Companies must play a more active role
The study also highlights the organizational shortcomings in improving security during code review.
“The vast majority of our participants think that companies should do more to support secure practices,” Bacchelli said
For example, developers are not acknowledged for performing secure code reviews. Moreover, companies do not provide security training and expect developers to acquire security skills on their own.
“In principle, organizations may consider raising security awareness and incorporating more strict software security policies into their development process to create a different attitude,” Bachelli said.
Some of the recommendations the researchers make are incorporating explicit reward systems for developers who ensure security in applications and providing security training and allowing time for learning.
The researchers also stress that responsibilities should be clearly outlined between different developers and teams.
“Developers need to be careful and spread awareness around security assumptions, such as believing that security is the responsibility of another application’s component or team,” Bachelli said.
Limits of code reviews
“Code review, on its own, is a woefully inadequate solution for detecting security vulnerabilities,” Allon Mureinik, senior software engineering manager at the Synopsys Software Integrity Group, told The Daily Swig.
While confirming the findings of the study, Mureinik also points out that code reviewers are often not chosen based on security expertise and rather on their knowledge and experience with the given programming language or domain.

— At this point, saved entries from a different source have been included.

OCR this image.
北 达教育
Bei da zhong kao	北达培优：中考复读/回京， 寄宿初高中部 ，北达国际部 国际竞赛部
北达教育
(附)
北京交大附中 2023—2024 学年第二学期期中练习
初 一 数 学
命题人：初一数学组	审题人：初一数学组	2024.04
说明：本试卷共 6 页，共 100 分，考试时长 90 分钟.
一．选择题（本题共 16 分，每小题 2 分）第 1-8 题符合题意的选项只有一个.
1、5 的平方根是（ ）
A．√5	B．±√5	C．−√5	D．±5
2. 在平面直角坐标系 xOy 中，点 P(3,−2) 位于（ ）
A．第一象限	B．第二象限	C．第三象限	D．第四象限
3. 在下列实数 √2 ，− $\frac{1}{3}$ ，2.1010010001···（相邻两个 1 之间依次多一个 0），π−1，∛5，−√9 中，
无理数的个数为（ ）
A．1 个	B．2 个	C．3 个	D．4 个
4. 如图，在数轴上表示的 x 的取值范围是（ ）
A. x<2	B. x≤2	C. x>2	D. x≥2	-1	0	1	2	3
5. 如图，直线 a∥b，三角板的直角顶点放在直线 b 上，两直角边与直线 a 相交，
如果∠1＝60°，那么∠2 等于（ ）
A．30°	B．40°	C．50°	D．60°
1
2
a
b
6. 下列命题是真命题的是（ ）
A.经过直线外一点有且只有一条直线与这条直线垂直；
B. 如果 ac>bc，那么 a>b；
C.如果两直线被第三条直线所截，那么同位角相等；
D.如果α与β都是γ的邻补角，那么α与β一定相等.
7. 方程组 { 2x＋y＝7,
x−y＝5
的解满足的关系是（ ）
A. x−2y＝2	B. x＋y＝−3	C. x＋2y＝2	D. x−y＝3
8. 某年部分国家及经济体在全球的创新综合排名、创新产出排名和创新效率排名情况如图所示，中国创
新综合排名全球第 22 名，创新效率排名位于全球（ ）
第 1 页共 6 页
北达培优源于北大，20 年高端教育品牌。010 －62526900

“When performing code review under stressful situations (e.g., near deadlines, which are common in the tech industry), reviewers are probably more likely to revert to focusing on their comfort zone, which for the most part won’t be security,” Mureinik said.
Mureinik also warns that ultimately, human reviewers inevitably make mistakes, and that their efforts should be complemented with a level of automation.
“While automated tools will never fully replace a human reviewer, they can be used to detect the common and obvious security flaws and leave the human reviewer to focus on the more complicated issues that need their full attention to understand,” Mureinik said.